Не с этого ли все и началось: с извечного стремления достичь чего-то недостижимого, что тебе и не принадлежит, и все начинается еще с детства, с того мгновения, когда в душу закрадывается мечта о трехколесном велосипеде, а затем уже, чуть позже, неизвестно откуда появляется мысль о стежках-дорожках, по которым ты когда-то поедешь если и не на трехколесном велосипеде, то на попутной машине, а то и просто отправишься пешком к своим манящим вечно счастливым и вечно веселым городам и еще дальше — по тем спиралям, о реальном существовании которых узнал на уроках Гаевского, и, обогнав солнце, понесешься к иным галактикам, все дальше и быстрее, навсегда оставляя знакомый порог хаты, конек крыши, на который когда-то с вожделенным страхом карабкался и карабкался, оставляя Житиво и житивцев, Евку, Житивку и бор, наконец, единственное, что может утолить человеческую жажду познания — чувство полной власти над пространством и временем, и это чувство будет как вершина, как тот конек крыши, с которого когда-то стремился увидеть свои стежки-дорожки.
Это чувство, видимо, заложено в нас с рождения, возможно, его у нас даже в избытке, не потому ли люди так часто и поспешно обрывают и без того тонкие связи с прошлым, даже не представляя, что их ждет впереди.

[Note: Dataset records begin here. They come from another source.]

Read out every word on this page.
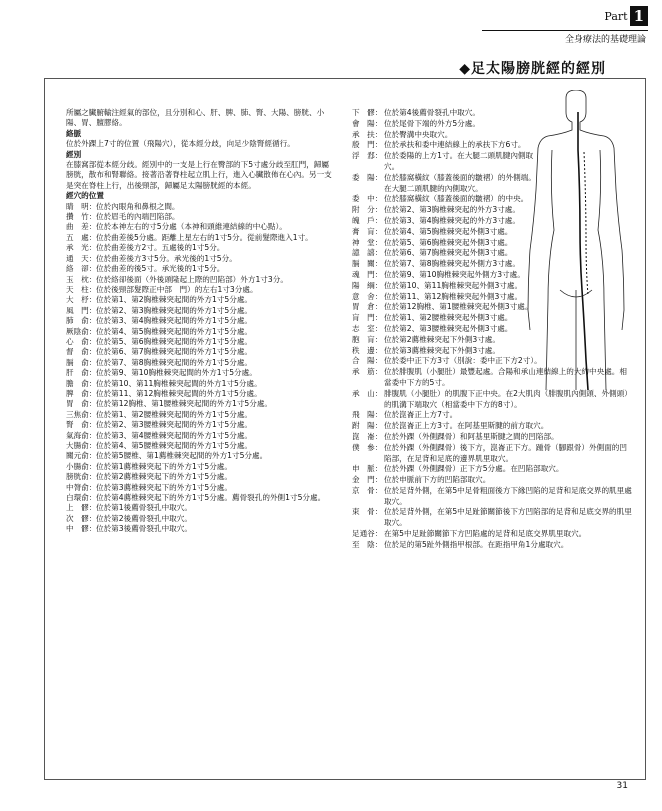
Part 1
全身療法的基礎理論
◆足太陽膀胱經的經別

所屬之臟腑輸注經氣的部位，且分別和心、肝、脾、肺、腎、大陽、膀胱、小陽、胃、膻膠絡。

絡脈

位於外踝上7寸的位置（飛陽穴），從本經分歧，向足少陰腎經循行。

經別

在膝窩部從本經分歧。經別中的一支是上行在臀部的下5寸處分歧至肛門，歸屬膀胱，散布和腎聯絡。接著沿著脊柱起立肌上行，進入心臟散佈在心內。另一支是突在脊柱上行，出後頸部，歸屬足太陽膀胱經的本經。

經穴的位置

睛　明： 位於內眼角和鼻根之間。
攢　竹： 位於眉毛的內端凹陷部。
曲　差： 位於本神左右的寸5分處（本神和頭維連結線的中心點）。
五　處： 位於曲差後5分處。距離上星左右的1寸5分。從前髮際進入1寸。
承　光： 位於曲差後方2寸。五處後的1寸5分。
通　天： 位於曲差後方3寸5分。承光後的1寸5分。
絡　卻： 位於曲差的後5寸。承光後的1寸5分。
玉　枕： 位於絡卻後面（外後頭隆起上際的凹陷部）外方1寸3分。
天　柱： 位於後頸部髮際正中部　門）的左右1寸3分處。
大　杼： 位於第1、第2胸椎棘突起間的外方1寸5分處。
風　門： 位於第2、第3胸椎棘突起間的外方1寸5分處。
肺　俞： 位於第3、第4胸椎棘突起間的外方1寸5分處。
厥陰俞： 位於第4、第5胸椎棘突起間的外方1寸5分處。
心　俞： 位於第5、第6胸椎棘突起間的外方1寸5分處。
督　俞： 位於第6、第7胸椎棘突起間的外方1寸5分處。
膈　俞： 位於第7、第8胸椎棘突起間的外方1寸5分處。
肝　俞： 位於第9、第10胸椎棘突起間的外方1寸5分處。
膽　俞： 位於第10、第11胸椎棘突起間的外方1寸5分處。
脾　俞： 位於第11、第12胸椎棘突起間的外方1寸5分處。
胃　俞： 位於第12胸椎、第1腰椎棘突起間的外方1寸5分處。
三焦俞： 位於第1、第2腰椎棘突起間的外方1寸5分處。
腎　俞： 位於第2、第3腰椎棘突起間的外方1寸5分處。
氣海俞： 位於第3、第4腰椎棘突起間的外方1寸5分處。
大腸俞： 位於第4、第5腰椎棘突起間的外方1寸5分處。
關元俞： 位於第5腰椎、第1薦椎棘突起間的外方1寸5分處。
小腸俞： 位於第1薦椎棘突起下的外方1寸5分處。
膀胱俞： 位於第2薦椎棘突起下的外方1寸5分處。
中膂俞： 位於第3薦椎棘突起下的外方1寸5分處。
白環俞： 位於第4薦椎棘突起下的外方1寸5分處。薦骨裂孔的外側1寸5分處。
上　髎： 位於第1後薦骨裂孔中取穴。
次　髎： 位於第2後薦骨裂孔中取穴。
中　髎： 位於第3後薦骨裂孔中取穴。
下　髎： 位於第4後薦骨裂孔中取穴。
會　陽： 位於尾骨下端的外方5分處。
承　扶： 位於臀溝中央取穴。
殷　門： 位於承扶和委中連結線上的承扶下方6寸。
浮　郄： 位於委陽的上方1寸。在大腿二頭肌腱內側取穴。
委　陽： 位於膝窩橫紋（膝蓋後面的皺褶）的外側端。在大腿二頭肌腱的內側取穴。
委　中： 位於膝窩橫紋（膝蓋後面的皺褶）的中央。
附　分： 位於第2、第3胸椎棘突起的外方3寸處。
魄　戶： 位於第3、第4胸椎棘突起的外方3寸處。
膏　肓： 位於第4、第5胸椎棘突起外側3寸處。
神　堂： 位於第5、第6胸椎棘突起外側3寸處。
譩　譆： 位於第6、第7胸椎棘突起外側3寸處。
膈　關： 位於第7、第8胸椎棘突起外側方3寸處。
魂　門： 位於第9、第10胸椎棘突起外側方3寸處。
陽　綱： 位於第10、第11胸椎棘突起外側3寸處。
意　舍： 位於第11、第12胸椎棘突起外側3寸處。
胃　倉： 位於第12胸椎、第1腰椎棘突起外側3寸處。
肓　門： 位於第1、第2腰椎棘突起外側3寸處。
志　室： 位於第2、第3腰椎棘突起外側3寸處。
胞　肓： 位於第2薦椎棘突起下外側3寸處。
秩　邊： 位於第3薦椎棘突起下外側3寸處。
合　陽： 位於委中正下方3寸（別說：委中正下方2寸）。
承　筋： 位於腓腹肌（小腿肚）最豐起處。合陽和承山連結線上的大約中央處。相當委中下方的5寸。
承　山： 腓腹肌（小腿肚）的肌腹下正中央。在2大肌肉（腓腹肌內側頭、外側頭）的肌溝下端取穴（相當委中下方的8寸）。
飛　陽： 位於崑崙正上方7寸。
跗　陽： 位於崑崙正上方3寸。在阿基里斯腱的前方取穴。
崑　崙： 位於外踝（外側踝骨）和阿基里斯腱之間的凹陷部。
僕　參： 位於外踝（外側踝骨）後下方，崑崙正下方。踵骨（腳跟骨）外側面的凹陷部，在足背和足底的邊界肌里取穴。
申　脈： 位於外踝（外側踝骨）正下方5分處。在凹陷部取穴。
金　門： 位於申脈前下方的凹陷部取穴。
京　骨： 位於足背外側，在第5中足骨粗面後方下緣凹陷的足背和足底交界的肌里處取穴。
束　骨： 位於足背外側，在第5中足趾節關節後下方凹陷部的足背和足底交界的肌里取穴。
足通谷： 在第5中足趾節關節下方凹陷處的足背和足底交界肌里取穴。
至　陰： 位於足的第5趾外側指甲根部。在距指甲角1分處取穴。
31
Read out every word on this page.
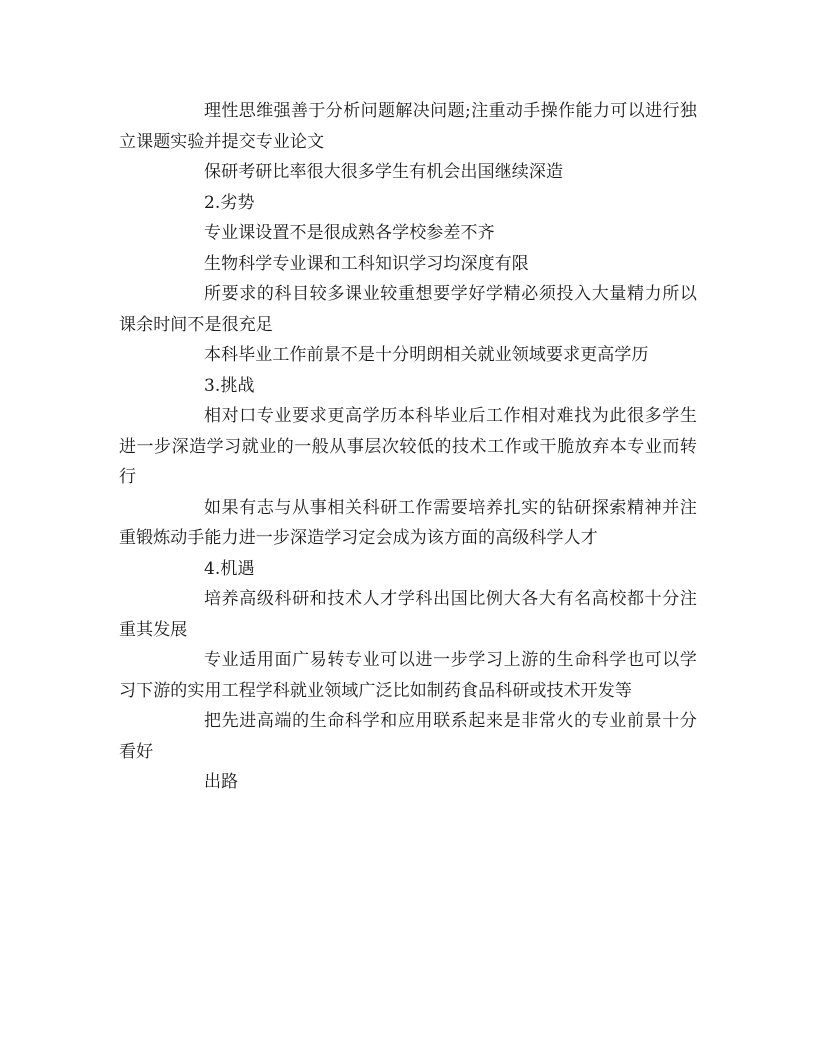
理性思维强善于分析问题解决问题;注重动手操作能力可以进行独立课题实验并提交专业论文

保研考研比率很大很多学生有机会出国继续深造

2.劣势

专业课设置不是很成熟各学校参差不齐

生物科学专业课和工科知识学习均深度有限

所要求的科目较多课业较重想要学好学精必须投入大量精力所以课余时间不是很充足

本科毕业工作前景不是十分明朗相关就业领域要求更高学历

3.挑战

相对口专业要求更高学历本科毕业后工作相对难找为此很多学生进一步深造学习就业的一般从事层次较低的技术工作或干脆放弃本专业而转行

如果有志与从事相关科研工作需要培养扎实的钻研探索精神并注重锻炼动手能力进一步深造学习定会成为该方面的高级科学人才

4.机遇

培养高级科研和技术人才学科出国比例大各大有名高校都十分注重其发展

专业适用面广易转专业可以进一步学习上游的生命科学也可以学习下游的实用工程学科就业领域广泛比如制药食品科研或技术开发等

把先进高端的生命科学和应用联系起来是非常火的专业前景十分看好

出路
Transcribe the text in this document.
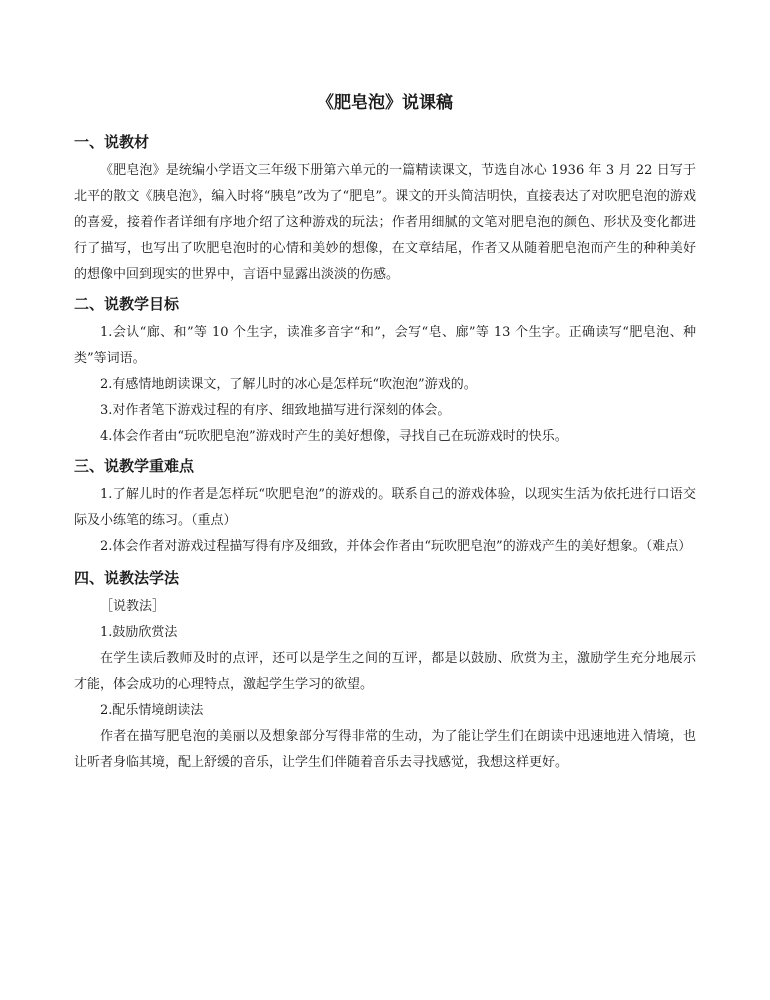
《肥皂泡》说课稿
一、说教材

《肥皂泡》是统编小学语文三年级下册第六单元的一篇精读课文，节选自冰心 1936 年 3 月 22 日写于北平的散文《胰皂泡》，编入时将“胰皂”改为了“肥皂”。课文的开头简洁明快，直接表达了对吹肥皂泡的游戏的喜爱，接着作者详细有序地介绍了这种游戏的玩法；作者用细腻的文笔对肥皂泡的颜色、形状及变化都进行了描写，也写出了吹肥皂泡时的心情和美妙的想像，在文章结尾，作者又从随着肥皂泡而产生的种种美好的想像中回到现实的世界中，言语中显露出淡淡的伤感。

二、说教学目标

1.会认“廊、和”等 10 个生字，读准多音字“和”，会写“皂、廊”等 13 个生字。正确读写“肥皂泡、种类”等词语。

2.有感情地朗读课文，了解儿时的冰心是怎样玩“吹泡泡”游戏的。

3.对作者笔下游戏过程的有序、细致地描写进行深刻的体会。

4.体会作者由“玩吹肥皂泡”游戏时产生的美好想像，寻找自己在玩游戏时的快乐。

三、说教学重难点

1.了解儿时的作者是怎样玩“吹肥皂泡”的游戏的。联系自己的游戏体验，以现实生活为依托进行口语交际及小练笔的练习。（重点）

2.体会作者对游戏过程描写得有序及细致，并体会作者由“玩吹肥皂泡”的游戏产生的美好想象。（难点）

四、说教法学法

［说教法］

1.鼓励欣赏法

在学生读后教师及时的点评，还可以是学生之间的互评，都是以鼓励、欣赏为主，激励学生充分地展示才能，体会成功的心理特点，激起学生学习的欲望。

2.配乐情境朗读法

作者在描写肥皂泡的美丽以及想象部分写得非常的生动，为了能让学生们在朗读中迅速地进入情境，也让听者身临其境，配上舒缓的音乐，让学生们伴随着音乐去寻找感觉，我想这样更好。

И я тоже не был исключением, был не лучше и не хуже других, и потому так легко и безоглядно пылил по дороге в направлении больших городов, где с помощью Науки, Ее Величества Науки, надеялся открыть и доказать не людям, а себе, что я хотя бы чего-то стою, и не вчера, не сегодня или завтра, а вообще во все времена, ибо в конце концов — завидная логика, которой мне сейчас не хватает, — не мог ведь я из ничего появиться и в ничто превратиться.
Такого быть не могло.
Такого и быть не может.
И потому, чтобы убедиться в своих предположениях, я одержимо занялся медициной.